Researchers say SharePoint has been exploited to host malicious link
A new phishing campaign which targets Microsoft’s Office 365 platform is estimated to have impacted up to 10 percent of users.
According to security researchers from Avanan, the widespread phishing campaign has been monitored over the past two weeks and blocked for the firm’s customers.
While 10 percent of customers have been targeted, the research team estimates that: “this percentage applies to Office 365 globally.”
Dubbed PhishPoint, the new campaign uses SharePoint, a collaborative platform which is compatible with Office 365, to harvest end-user credentials for the software.
The threat actors behind the new attack use SharePoint files to host phishing links. By inserting the link directly into SharePoint, Avanan says they are able to bypass built-in security measures.
“This leverages a critical flaw in Office 365, where their security focuses on email but neglects other Office 365 services,” the company says.
Targets and potential victims receive an email which invites them to open a SharePoint document. The form of the email is identical to a standard SharePoint invitation which makes the message appear legitimate.
If the victim clicks on the document their browser automatically opens the file.
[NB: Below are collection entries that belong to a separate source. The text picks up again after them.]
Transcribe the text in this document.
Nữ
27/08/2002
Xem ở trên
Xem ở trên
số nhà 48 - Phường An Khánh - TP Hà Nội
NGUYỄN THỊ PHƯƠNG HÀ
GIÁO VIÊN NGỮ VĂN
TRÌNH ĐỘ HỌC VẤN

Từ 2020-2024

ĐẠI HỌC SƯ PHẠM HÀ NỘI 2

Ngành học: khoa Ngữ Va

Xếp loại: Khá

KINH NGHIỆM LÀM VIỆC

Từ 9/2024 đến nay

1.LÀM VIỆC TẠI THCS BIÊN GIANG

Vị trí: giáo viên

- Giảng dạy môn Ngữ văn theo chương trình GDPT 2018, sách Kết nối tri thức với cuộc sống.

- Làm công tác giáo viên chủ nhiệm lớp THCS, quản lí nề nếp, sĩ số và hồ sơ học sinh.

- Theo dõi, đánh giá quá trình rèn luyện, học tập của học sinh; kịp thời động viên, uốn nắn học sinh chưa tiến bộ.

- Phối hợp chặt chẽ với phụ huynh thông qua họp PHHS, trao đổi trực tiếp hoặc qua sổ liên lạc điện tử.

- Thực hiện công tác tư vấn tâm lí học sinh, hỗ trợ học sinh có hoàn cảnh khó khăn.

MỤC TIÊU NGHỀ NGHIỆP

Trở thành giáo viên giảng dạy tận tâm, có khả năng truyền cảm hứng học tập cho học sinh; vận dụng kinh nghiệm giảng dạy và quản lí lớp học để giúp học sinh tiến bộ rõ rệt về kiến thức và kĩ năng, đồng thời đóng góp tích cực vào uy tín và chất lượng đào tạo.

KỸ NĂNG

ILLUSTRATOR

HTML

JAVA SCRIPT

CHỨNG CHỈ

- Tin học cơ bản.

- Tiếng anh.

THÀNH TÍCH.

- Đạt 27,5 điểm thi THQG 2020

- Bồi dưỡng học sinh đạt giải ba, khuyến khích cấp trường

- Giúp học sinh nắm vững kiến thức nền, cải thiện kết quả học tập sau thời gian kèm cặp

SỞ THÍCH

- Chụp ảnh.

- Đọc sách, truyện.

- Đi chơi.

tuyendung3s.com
The content then impersonates a standard SharePoint request to access a OneDrive file and displays an “Access Document” hyperlink which is malicious in nature.
The link then sends the user to a spoofed Office 365 login screen. Credentials input into the screen is then harvested. Victims would then be sent to the legitimate service and would be unlikely to realize anything was amiss.
Avanan researchers commented that: “To protect against potential threats, Office 365 scans links in email bodies to look for blacklisted or suspicious domains.”
“Since the link in the email leads to an actual SharePoint document, Microsoft did not identify it as a threat.”
In other words, Microsoft’s security protocols when it comes to scanning for blacklisted and known malicious links only goes skin-deep.
Files which are hosted on other services — including SharePoint — are not scanned fully to ascertain whether or not shared documents contain malicious links.
“This presents a clear vulnerability that hackers have taken advantage of to propagate phishing attacks,” the cybersecurity firm added.
However, this “vulnerability” is not one which can easily be patched. Blacklisting a link in a SharePoint file would require the file itself to be banned, and all it would take to circumvent this barrier is for a threat actor to upload a new file.
Michael Landewe, the founder of Avanan, said the campaign appears to be focusing on Fortune 500 companies in the United States, as well as small SMBs across Europe.